笔墨晾干,顾淮凌把两份字据收好,放入怀中。

女子清浅的气息洒在顾淮凌手腕,软白的脸颊还透着一层淡淡的粉。

她似乎睡得不太安稳,眉头紧锁。

顾淮凌抬手想要替她抚平眉心。

女子一动温软的唇瓣,便贴上了顾淮凌的腕骨。

软绵清浅的呼吸,尽数喷洒在男人腕骨之上。

温温热热。

酥酥麻麻。

顾淮凌靠在车壁上,盯着女子的唇,盯了很久。

用尽平生自制,才堪堪把身上的躁动平复下去。

次日晨起。

沈鸢揉了揉发胀的脑袋,有些茫然。

她不是在和顾瑶喝花酒?何时回来了?

门“吱呀”一声被推开。

桃子端着一碗解酒汤走了进来。

“姑娘您醒了?快把解酒汤喝了,首辅大人走之前特意吩咐的。
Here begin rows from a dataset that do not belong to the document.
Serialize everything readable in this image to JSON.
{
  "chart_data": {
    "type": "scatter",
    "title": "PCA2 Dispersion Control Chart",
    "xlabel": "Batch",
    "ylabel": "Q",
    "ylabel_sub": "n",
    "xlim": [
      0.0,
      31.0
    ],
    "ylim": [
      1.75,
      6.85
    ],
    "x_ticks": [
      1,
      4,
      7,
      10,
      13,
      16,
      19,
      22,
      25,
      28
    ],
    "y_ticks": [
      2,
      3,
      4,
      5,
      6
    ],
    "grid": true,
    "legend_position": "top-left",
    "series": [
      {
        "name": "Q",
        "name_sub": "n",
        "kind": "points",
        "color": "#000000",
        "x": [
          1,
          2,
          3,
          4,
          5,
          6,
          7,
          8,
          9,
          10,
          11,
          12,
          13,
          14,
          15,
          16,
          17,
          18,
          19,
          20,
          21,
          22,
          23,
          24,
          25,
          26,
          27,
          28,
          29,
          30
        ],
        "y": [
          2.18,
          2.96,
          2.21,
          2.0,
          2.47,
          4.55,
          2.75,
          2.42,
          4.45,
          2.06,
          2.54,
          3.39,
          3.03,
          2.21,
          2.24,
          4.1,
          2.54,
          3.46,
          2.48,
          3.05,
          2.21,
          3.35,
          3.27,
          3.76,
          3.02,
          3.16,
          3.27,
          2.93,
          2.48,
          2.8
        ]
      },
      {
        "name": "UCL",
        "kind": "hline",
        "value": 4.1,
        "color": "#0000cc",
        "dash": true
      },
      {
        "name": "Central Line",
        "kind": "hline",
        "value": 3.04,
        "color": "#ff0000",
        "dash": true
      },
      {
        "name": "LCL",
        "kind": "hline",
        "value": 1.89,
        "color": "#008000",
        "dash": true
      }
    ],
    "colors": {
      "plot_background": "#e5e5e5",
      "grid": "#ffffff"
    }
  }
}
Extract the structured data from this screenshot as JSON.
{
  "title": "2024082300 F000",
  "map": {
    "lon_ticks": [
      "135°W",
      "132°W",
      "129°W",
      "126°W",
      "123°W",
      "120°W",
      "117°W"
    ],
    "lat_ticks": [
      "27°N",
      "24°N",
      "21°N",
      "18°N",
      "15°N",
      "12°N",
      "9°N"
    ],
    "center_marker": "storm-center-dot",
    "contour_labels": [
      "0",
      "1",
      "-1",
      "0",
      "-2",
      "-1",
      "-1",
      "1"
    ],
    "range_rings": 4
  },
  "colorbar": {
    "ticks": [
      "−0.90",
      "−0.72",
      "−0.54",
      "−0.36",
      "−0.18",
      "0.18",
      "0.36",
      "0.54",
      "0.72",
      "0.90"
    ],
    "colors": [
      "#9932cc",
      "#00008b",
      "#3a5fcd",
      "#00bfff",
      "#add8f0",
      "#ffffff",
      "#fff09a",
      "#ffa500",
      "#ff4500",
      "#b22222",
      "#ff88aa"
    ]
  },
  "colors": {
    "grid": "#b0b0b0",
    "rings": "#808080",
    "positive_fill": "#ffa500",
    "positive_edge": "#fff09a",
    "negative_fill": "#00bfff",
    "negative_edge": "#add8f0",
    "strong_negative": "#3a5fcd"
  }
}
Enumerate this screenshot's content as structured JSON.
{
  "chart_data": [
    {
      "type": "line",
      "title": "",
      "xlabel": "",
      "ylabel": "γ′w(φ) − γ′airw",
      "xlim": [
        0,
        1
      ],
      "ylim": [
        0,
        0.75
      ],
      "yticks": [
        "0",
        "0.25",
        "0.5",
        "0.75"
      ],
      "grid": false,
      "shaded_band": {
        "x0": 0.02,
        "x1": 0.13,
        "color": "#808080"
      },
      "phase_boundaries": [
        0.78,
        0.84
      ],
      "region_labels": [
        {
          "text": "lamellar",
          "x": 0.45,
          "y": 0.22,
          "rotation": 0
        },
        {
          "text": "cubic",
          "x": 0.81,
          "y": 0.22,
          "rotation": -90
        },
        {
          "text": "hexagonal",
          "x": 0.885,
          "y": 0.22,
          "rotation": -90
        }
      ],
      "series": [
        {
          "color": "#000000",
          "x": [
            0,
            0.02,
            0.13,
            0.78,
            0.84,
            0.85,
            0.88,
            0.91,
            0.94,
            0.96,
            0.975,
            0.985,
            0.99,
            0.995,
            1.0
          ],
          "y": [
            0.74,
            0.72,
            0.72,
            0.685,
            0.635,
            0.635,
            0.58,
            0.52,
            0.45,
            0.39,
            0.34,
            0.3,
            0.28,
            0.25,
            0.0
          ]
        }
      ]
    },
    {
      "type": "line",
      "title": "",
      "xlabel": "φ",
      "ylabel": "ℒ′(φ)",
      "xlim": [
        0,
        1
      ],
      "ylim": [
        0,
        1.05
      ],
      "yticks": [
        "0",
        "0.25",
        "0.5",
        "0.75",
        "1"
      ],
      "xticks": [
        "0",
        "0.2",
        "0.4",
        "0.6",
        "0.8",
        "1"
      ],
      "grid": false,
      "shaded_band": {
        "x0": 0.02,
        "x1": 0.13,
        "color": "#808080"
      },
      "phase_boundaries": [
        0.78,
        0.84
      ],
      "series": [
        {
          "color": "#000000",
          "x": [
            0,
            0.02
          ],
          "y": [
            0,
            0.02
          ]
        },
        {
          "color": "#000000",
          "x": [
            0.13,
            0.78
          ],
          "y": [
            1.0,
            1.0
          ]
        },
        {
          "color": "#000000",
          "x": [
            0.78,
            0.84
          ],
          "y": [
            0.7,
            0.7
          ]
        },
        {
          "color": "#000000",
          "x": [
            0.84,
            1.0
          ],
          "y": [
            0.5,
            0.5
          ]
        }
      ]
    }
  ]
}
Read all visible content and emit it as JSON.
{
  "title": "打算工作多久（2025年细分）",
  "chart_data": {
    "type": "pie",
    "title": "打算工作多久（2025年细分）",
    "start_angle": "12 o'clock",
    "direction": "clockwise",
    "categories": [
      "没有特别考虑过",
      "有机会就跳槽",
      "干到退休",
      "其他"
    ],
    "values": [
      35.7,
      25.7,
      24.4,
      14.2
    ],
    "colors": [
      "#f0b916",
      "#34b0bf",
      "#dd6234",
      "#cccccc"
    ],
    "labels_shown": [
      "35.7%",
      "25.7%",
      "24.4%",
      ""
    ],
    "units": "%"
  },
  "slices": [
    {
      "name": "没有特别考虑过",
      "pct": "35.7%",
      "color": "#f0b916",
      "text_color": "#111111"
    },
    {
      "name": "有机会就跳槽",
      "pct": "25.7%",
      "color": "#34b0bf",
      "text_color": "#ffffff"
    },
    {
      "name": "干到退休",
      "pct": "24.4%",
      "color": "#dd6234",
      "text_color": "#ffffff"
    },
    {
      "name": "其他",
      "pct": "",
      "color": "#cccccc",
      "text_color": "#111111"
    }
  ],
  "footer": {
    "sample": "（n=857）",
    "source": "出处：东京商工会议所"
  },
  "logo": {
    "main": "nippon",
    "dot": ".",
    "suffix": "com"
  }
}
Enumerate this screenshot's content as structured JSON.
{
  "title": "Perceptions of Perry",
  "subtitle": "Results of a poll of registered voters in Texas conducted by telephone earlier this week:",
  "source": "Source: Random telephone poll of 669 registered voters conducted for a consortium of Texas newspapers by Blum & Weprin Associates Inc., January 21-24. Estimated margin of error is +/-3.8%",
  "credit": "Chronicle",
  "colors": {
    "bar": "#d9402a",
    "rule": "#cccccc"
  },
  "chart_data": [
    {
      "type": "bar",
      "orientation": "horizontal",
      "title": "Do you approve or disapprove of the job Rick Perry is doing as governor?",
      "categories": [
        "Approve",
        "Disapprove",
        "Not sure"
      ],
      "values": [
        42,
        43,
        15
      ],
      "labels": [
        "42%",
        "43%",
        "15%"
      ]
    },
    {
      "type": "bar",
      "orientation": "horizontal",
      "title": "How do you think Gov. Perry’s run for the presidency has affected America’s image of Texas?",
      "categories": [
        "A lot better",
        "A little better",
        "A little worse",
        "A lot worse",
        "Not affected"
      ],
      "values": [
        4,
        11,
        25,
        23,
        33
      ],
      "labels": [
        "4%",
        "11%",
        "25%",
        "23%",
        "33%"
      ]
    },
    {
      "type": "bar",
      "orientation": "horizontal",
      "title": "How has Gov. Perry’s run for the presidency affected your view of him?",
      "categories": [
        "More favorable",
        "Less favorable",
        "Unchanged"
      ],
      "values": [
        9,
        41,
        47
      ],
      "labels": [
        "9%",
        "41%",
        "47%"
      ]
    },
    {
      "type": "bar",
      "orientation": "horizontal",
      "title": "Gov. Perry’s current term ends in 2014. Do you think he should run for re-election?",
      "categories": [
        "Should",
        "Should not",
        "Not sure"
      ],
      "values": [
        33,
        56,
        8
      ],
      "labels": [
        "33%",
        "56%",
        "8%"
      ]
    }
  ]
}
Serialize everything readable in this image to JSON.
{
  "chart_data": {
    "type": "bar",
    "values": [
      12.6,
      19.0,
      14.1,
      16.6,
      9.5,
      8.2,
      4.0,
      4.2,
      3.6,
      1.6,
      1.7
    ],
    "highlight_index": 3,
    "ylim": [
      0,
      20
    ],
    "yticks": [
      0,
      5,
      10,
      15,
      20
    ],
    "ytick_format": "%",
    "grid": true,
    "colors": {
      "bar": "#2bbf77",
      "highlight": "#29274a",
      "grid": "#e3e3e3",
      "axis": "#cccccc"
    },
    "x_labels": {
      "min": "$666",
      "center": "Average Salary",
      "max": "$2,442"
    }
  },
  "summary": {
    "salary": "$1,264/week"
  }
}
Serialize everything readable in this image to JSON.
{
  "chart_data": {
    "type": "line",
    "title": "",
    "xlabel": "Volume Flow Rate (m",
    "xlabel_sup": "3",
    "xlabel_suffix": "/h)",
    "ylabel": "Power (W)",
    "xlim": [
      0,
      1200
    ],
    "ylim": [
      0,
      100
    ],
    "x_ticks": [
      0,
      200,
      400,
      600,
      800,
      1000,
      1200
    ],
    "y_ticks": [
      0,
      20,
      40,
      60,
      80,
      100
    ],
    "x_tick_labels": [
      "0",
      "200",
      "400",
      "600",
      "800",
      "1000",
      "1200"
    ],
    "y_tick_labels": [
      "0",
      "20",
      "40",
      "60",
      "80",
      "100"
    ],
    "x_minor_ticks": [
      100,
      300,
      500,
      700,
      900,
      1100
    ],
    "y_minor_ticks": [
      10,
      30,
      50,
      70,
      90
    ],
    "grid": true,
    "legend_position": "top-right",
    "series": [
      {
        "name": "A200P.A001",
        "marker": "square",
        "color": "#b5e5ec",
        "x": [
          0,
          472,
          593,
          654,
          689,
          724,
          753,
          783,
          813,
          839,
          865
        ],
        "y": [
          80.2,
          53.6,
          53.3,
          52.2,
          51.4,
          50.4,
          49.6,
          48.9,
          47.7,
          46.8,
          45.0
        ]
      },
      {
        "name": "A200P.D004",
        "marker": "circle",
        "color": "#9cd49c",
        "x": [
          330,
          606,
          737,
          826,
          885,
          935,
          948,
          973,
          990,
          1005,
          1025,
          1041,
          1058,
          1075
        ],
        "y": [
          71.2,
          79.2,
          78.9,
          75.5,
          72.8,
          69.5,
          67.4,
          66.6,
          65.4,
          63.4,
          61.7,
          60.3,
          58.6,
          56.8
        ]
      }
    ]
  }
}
”

恍惚之间,沈鸢听到首辅大人这四个字。

她眼皮一跳。

又听桃子语气轻快道:“姑娘您不知道,首辅大人在床前守了您一夜呢。”

“首辅大人守了我一夜?”沈鸢端着汤药的手一顿。

“是啊,昨夜首辅大人抱您回来时,您又哭又闹,拽着首辅大人的衣袖不让走。”

“只拽着不让走,没做别的出格事吧?”沈鸢看着桃子,一颗心悬了起来。

“没有您放心,您不过是把首辅大人当成小倌,非要买回来成亲,又吐了大人一身,并未再做什么了。”

很好,悬着的心终于死了。

沈鸢一脸生无可恋,把头埋进了被褥中。

半晌后她把头抬起来,看着桃子有气无力道:“让琳琅坊送一套上好料子的衣衫来,送去顾府。”